|“||And you thought your family was weird.||„|
|~ Cyrus regarding Harold Shelburne (aka The Great Child).|
Harold Shelburne, chosen to be The Great Child by millionaire Cyrus Kriticos, is a major character, yet minor villain in Thir13en Ghosts.
He was portrayed by C. Ernst Harth.
Harold was the son of Margaret Shelburne (The Dire Mother), a 3 feet tall midget, who worked as a circus freak due to her size and her doll-like appearance. Harold was born after his mother was raped by the "Tall Man", another circus freak. He was already born around 136 kg (300 pounds), and was always spoiled by his mother as a little baby, and as a result, wore diapers his entire life. One day, some of the circus freaks decided to play a joke on him by kidnapping Margaret. Enraged, he ran after them, only to find out his mother accidentally died by suffocation in the bag she was being kept in. Harold went completely berserk and chopped the kidnappers with an axe, displaying their parts for paying customers to see. The carnival owner, after hearing about his employees' deaths, ordered a massive crowd to tear Harold to shreds.
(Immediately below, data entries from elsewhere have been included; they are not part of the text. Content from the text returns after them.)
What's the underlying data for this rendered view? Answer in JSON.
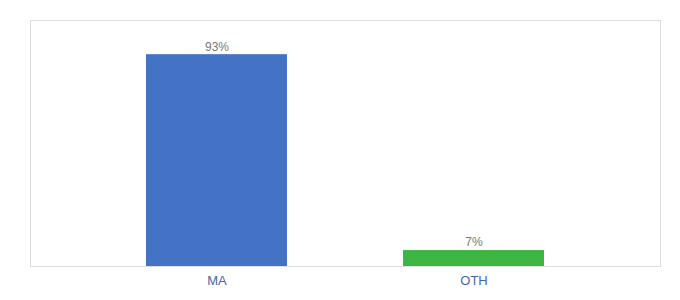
{
  "chart_data": {
    "type": "bar",
    "categories": [
      "MA",
      "OTH"
    ],
    "values": [
      93,
      7
    ],
    "value_labels": [
      "93%",
      "7%"
    ],
    "colors": [
      "#4472c4",
      "#3cb543"
    ],
    "ylim": [
      0,
      108
    ],
    "data_labels": true,
    "tick_labels": "x",
    "grid": false
  }
}
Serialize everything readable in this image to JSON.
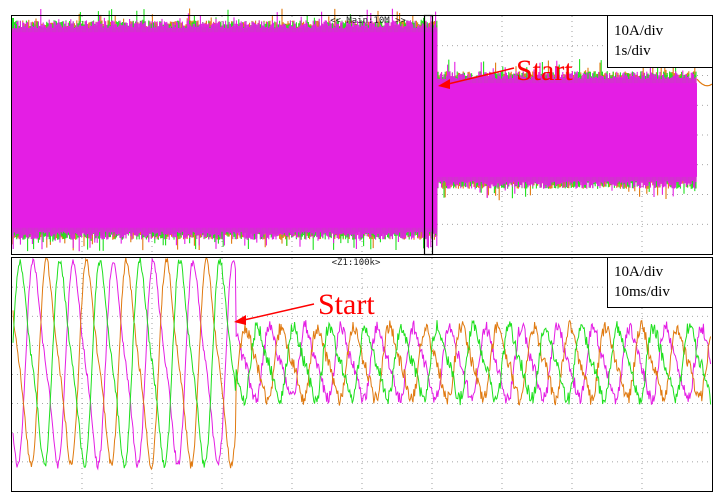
{
  "chart_data": [
    {
      "type": "line",
      "panel_label": "<< Main:10M >>",
      "scale_labels": [
        "10A/div",
        "1s/div"
      ],
      "annotation": "Start",
      "grid": true,
      "series_colors": [
        "#1ee01e",
        "#e07a10",
        "#e41ee4"
      ],
      "divisions": {
        "x": 10,
        "y": 8
      },
      "envelope_before_start_div": [
        -3.6,
        3.6
      ],
      "envelope_after_start_div": [
        -1.8,
        1.8
      ],
      "start_time_div": 7.0
    },
    {
      "type": "line",
      "panel_label": "<Z1:100k>",
      "scale_labels": [
        "10A/div",
        "10ms/div"
      ],
      "annotation": "Start",
      "grid": true,
      "series_colors": [
        "#1ee01e",
        "#e07a10",
        "#e41ee4"
      ],
      "divisions": {
        "x": 10,
        "y": 8
      },
      "amplitude_before_start_div": 3.0,
      "amplitude_after_start_div": 1.2,
      "start_time_div": 3.3
    }
  ]
}
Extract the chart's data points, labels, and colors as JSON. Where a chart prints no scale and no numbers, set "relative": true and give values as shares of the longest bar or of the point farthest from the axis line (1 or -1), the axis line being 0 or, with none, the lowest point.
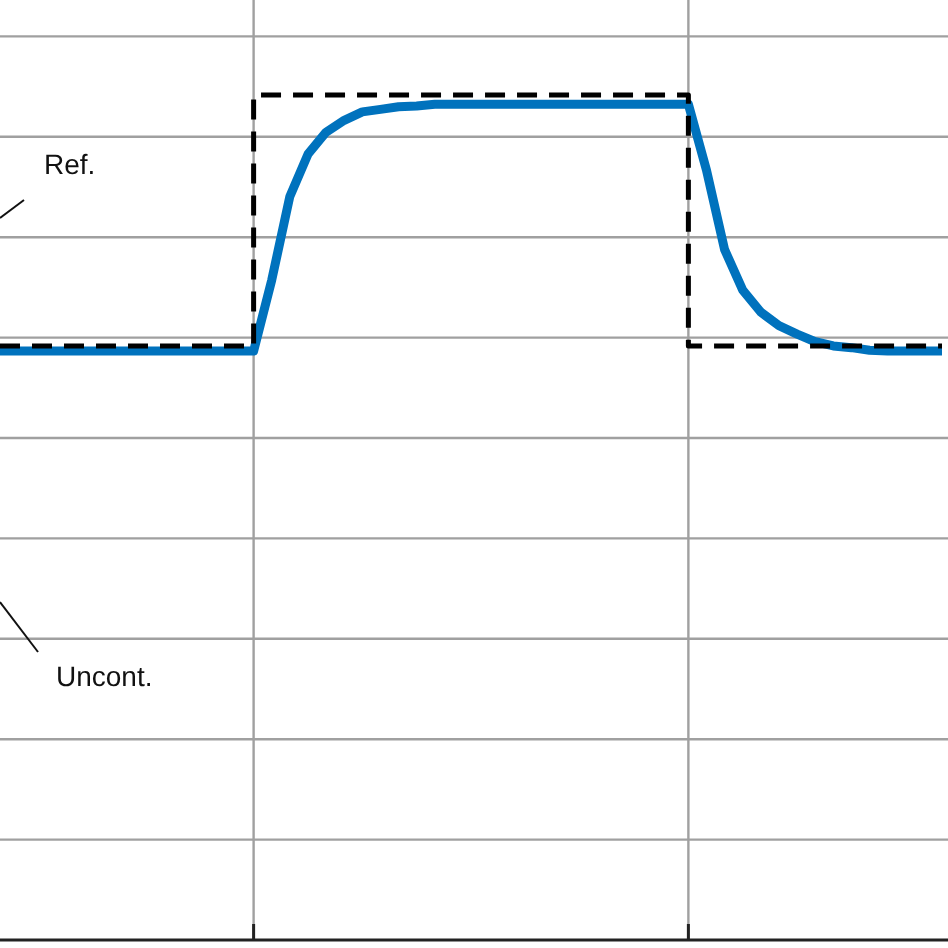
{
  "chart_data": {
    "type": "line",
    "relative": true,
    "grid": true,
    "legend": false,
    "tick_labels": false,
    "categories": [
      null,
      null,
      null,
      null,
      null,
      null,
      null,
      null,
      null,
      null,
      null,
      null,
      null,
      null,
      null,
      null,
      null,
      null,
      null,
      null,
      null,
      null,
      null,
      null,
      null,
      null,
      null,
      null,
      null,
      null,
      null,
      null,
      null,
      null,
      null,
      null,
      null,
      null,
      null,
      null,
      null,
      null,
      null,
      null,
      null,
      null,
      null,
      null,
      null,
      null,
      null,
      null,
      null
    ],
    "series": [
      {
        "type": "step",
        "color": "#000000",
        "line_style": "dashed",
        "values": [
          0.703,
          0.703,
          0.703,
          0.703,
          0.703,
          0.703,
          0.703,
          0.703,
          0.703,
          0.703,
          0.703,
          0.703,
          0.703,
          0.703,
          1,
          1,
          1,
          1,
          1,
          1,
          1,
          1,
          1,
          1,
          1,
          1,
          1,
          1,
          1,
          1,
          1,
          1,
          1,
          1,
          1,
          1,
          1,
          1,
          0.703,
          0.703,
          0.703,
          0.703,
          0.703,
          0.703,
          0.703,
          0.703,
          0.703,
          0.703,
          0.703,
          0.703,
          0.703,
          0.703,
          0.703
        ]
      },
      {
        "type": "line",
        "color": "#0072bd",
        "line_style": "solid",
        "values": [
          0.697,
          0.697,
          0.697,
          0.697,
          0.697,
          0.697,
          0.697,
          0.697,
          0.697,
          0.697,
          0.697,
          0.697,
          0.697,
          0.697,
          0.697,
          0.781,
          0.88,
          0.93,
          0.956,
          0.97,
          0.98,
          0.983,
          0.986,
          0.987,
          0.989,
          0.989,
          0.989,
          0.989,
          0.989,
          0.989,
          0.989,
          0.989,
          0.989,
          0.989,
          0.989,
          0.989,
          0.989,
          0.989,
          0.989,
          0.911,
          0.817,
          0.769,
          0.743,
          0.727,
          0.717,
          0.708,
          0.703,
          0.701,
          0.698,
          0.697,
          0.697,
          0.697,
          0.697
        ]
      }
    ],
    "annotations": [
      "Ref.",
      "Uncont."
    ]
  }
}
Harold's ghost is never apart form his mother, who is always seen by his side. He has a pale-white skin and wears a food-stained bib and big diapers, nothing else. He still wields the axe he used to kill the freaks, and has a small tuft of blond hair on his head.
Role in the movie
As most of the ghosts, Harold and his mother are never seen attacking someone, only scaring them for another ghost to appear and complete the job. He is then seen in the climax as one of the ghosts who carry Cyrus to his death in the Ocularis Infernum. He is finally seen leaving the machine with Margaret and the other ghosts, crossing over after gaining freedom.
- An alternate death for Harold and Margaret was proposed, but excluded from the final product. Harold would suffocate Margaret in her sleep by rolling over her in her bed, leaving him with no sustenance at all (as he cannot do anything without his mother), until he finally starved to death.